I knew this was going to fundamentally change the way that press is being done. And I knew that our friends in media were probably having panicked conference calls with their teams about how to move forward, just as we were. But everyone in media is super clever and can turn on a dime. We’re all used to last-minute changes, having to shift things around, find workarounds — we’re very flexible.
So we were really aggressive in reaching out to our friends in media and finding out what they were doing instead of in-person press. It’s cool to see people be creative. We were coming up with things like an MTV Cribs-style video but looking into an artist’s fridge to see what brands and foods they have, what percentage of milk and yogurt people are into. [Laughs] Just cool stuff like that.
There’s been lots of interruptions from our 5-year-old. And, you know, we apologize, and people are like, “Please, don’t, that’s fine!” Some people are like, “Oh, I didn’t know you had a kid!” and then they get to know me, then I find out they have a kid, and so we’re kind of breaking these professional barriers. And everyone has been so unbelievably understanding and kind and think that it’s cute — and, honestly, I do too when it’s happened with me.
There was this site that set up an interview with one of our artists. It was a video call, so it could have been on a laptop, or an iPad, or a phone — of course it was on the phone, because that’s what an artist is most comfortable with.
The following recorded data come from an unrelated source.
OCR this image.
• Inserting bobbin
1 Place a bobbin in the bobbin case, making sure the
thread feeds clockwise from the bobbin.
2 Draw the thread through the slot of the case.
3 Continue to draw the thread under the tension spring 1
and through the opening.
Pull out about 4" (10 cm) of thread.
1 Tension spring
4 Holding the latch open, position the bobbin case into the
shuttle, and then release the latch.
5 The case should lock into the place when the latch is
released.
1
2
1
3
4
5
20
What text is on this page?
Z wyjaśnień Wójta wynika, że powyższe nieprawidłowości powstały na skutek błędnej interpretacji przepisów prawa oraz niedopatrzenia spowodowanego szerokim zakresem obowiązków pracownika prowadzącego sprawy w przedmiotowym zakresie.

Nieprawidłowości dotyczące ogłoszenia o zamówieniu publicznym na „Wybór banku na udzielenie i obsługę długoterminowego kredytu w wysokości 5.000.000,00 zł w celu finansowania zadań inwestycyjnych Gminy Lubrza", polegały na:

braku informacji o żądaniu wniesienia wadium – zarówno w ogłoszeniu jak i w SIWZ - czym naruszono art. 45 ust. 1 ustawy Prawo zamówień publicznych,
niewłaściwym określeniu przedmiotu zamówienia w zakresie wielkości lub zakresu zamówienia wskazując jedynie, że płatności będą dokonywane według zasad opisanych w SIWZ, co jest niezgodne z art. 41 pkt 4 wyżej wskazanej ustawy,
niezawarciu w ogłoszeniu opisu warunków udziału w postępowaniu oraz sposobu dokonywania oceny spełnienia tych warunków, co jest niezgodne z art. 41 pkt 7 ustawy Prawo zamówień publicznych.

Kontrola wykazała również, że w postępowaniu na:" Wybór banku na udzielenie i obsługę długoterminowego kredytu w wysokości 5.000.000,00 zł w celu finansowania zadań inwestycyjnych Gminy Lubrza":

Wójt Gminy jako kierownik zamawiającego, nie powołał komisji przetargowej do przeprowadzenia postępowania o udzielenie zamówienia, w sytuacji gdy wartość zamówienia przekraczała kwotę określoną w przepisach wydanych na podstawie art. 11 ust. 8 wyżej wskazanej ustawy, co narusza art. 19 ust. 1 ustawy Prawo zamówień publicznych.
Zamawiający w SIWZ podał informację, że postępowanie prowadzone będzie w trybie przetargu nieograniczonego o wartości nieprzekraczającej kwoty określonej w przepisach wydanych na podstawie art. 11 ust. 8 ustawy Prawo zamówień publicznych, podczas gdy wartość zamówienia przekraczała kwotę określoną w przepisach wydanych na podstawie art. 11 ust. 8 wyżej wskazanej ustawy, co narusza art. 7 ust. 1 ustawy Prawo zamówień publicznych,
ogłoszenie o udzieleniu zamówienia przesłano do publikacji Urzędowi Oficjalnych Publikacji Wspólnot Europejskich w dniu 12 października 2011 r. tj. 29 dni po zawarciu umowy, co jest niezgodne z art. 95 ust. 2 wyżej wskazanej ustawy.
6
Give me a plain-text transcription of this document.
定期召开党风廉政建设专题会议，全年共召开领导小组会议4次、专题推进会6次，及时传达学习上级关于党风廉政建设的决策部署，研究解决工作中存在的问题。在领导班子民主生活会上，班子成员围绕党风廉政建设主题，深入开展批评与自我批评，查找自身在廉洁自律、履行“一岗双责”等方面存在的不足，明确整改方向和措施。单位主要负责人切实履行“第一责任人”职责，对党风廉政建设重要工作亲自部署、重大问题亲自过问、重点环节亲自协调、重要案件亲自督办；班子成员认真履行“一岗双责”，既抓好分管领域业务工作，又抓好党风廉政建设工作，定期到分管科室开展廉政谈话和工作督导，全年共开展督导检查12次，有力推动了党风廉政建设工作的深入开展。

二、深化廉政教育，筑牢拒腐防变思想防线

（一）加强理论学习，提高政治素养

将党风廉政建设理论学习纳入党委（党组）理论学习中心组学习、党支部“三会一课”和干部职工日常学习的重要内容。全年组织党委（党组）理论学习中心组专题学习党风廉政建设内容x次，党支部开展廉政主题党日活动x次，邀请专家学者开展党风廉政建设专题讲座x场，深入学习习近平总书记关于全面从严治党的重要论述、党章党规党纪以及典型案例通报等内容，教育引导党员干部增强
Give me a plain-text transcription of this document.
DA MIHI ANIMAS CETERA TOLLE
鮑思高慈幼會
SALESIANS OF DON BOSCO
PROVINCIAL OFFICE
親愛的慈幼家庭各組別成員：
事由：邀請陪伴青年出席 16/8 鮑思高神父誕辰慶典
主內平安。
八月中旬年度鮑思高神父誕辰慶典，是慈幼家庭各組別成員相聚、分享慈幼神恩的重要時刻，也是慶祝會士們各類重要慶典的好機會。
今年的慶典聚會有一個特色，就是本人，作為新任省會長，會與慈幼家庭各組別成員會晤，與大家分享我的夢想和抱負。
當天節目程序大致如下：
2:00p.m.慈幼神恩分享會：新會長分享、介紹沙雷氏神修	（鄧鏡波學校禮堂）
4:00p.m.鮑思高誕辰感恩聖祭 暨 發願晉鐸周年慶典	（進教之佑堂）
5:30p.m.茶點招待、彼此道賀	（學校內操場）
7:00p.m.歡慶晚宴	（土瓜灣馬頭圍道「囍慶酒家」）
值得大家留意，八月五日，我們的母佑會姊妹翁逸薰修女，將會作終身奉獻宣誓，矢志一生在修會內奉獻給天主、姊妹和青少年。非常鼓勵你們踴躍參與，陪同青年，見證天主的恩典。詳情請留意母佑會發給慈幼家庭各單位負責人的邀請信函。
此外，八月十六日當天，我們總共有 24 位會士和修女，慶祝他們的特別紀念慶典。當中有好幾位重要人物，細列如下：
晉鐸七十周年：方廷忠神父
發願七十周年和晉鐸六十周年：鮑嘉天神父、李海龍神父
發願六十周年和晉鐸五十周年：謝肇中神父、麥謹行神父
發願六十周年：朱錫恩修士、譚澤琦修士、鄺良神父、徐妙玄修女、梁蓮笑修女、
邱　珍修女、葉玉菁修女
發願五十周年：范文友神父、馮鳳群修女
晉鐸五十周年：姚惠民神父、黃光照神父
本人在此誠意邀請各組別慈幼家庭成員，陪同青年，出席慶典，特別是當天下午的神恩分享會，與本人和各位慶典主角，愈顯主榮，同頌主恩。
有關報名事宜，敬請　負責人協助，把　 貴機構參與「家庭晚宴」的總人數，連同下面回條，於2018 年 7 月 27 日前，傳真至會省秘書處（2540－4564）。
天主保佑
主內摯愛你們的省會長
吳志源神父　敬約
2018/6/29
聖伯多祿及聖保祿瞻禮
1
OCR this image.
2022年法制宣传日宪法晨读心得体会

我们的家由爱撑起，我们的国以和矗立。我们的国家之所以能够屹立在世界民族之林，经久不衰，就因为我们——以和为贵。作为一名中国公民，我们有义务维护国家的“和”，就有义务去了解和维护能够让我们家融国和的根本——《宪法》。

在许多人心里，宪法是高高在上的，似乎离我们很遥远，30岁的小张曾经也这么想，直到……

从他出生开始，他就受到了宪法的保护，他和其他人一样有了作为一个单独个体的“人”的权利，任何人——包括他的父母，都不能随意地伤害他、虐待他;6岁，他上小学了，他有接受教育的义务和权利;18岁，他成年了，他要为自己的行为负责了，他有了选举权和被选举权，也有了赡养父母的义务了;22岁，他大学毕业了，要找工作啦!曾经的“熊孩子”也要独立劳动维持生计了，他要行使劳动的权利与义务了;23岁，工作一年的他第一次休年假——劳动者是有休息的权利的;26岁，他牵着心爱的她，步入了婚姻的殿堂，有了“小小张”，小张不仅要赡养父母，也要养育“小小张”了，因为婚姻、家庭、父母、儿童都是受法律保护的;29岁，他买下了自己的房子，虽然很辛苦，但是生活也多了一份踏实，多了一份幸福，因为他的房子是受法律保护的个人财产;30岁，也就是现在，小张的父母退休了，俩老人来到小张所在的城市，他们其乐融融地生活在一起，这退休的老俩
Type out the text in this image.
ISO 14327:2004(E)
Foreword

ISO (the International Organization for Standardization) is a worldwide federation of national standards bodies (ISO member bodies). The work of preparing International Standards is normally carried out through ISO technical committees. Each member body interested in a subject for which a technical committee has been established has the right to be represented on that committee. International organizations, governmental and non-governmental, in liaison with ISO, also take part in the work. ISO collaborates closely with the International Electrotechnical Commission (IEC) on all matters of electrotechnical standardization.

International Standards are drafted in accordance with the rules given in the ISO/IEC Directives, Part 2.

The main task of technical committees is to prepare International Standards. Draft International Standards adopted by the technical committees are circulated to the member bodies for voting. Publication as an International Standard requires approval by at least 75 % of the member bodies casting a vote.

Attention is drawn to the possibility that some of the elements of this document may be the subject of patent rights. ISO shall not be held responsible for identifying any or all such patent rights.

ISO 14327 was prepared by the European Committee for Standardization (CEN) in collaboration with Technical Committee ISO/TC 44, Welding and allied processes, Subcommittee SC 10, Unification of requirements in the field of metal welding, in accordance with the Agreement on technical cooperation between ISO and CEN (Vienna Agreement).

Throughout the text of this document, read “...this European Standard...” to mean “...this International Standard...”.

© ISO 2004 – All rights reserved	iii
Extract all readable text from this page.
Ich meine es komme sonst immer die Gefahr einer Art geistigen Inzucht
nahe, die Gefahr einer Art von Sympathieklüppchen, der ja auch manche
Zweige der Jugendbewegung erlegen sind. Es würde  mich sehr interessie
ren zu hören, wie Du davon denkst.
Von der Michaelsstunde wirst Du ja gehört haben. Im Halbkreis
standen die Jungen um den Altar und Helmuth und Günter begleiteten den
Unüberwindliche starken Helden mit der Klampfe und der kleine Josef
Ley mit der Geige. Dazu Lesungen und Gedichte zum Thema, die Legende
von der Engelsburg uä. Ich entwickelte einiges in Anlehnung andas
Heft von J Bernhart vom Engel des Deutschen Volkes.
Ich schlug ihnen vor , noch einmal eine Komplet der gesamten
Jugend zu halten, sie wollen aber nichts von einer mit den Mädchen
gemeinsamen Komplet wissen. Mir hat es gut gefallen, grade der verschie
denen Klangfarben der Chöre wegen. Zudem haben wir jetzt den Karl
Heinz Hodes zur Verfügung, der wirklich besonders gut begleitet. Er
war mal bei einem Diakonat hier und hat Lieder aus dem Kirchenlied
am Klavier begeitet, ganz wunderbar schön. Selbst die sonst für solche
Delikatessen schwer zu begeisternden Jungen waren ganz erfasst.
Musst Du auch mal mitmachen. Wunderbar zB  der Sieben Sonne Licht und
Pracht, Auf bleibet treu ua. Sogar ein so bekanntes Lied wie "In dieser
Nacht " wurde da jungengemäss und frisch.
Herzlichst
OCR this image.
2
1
After it was over I asked how the interview went and they were like, “Everything was cool, but your artist’s plumber kept calling and interrupting the feed.” He wasn’t mad at all — artists have plumbing problems, too. No one’s mad at it. We’re all humans and we all have plumbing problems. [Laughs]
But now that I’ve gotten all these routines down, I’ve been really facing the music and realizing that doing my best in New York still wasn’t cutting it for me, and making a drastic decision to move out West to where my parents are has been the biggest help. I understand my privilege in being able to do so, and it wasn’t a decision that we took lightly. But being okay with having to make a drastic decision to move somewhere else and to ask for help has been enormous for us.
I think [moving forward] there’s going to be a lot more trust in doing things over video, both for interviews and meetings. I don’t think people are going to travel as much for business, and as a result of that, in-person meetings will be considered a special thing, kind of like, “Wow, they flew out.” I think on both sides of the coin, companies and employees will be more open to people working from home more frequently and having employees work literally remotely, like in another city, where they never come into the office.
I have been searching for the silver linings. I’m not saying it’s easy, and it hasn’t been, but I think we’re finding some joy in the simplicity and laughing at the mundane. Which is nice, and funny. It’s kind of how I’ve always lived my life and done my job — laughing at the mundane and the absurd. There’s joy in that for me.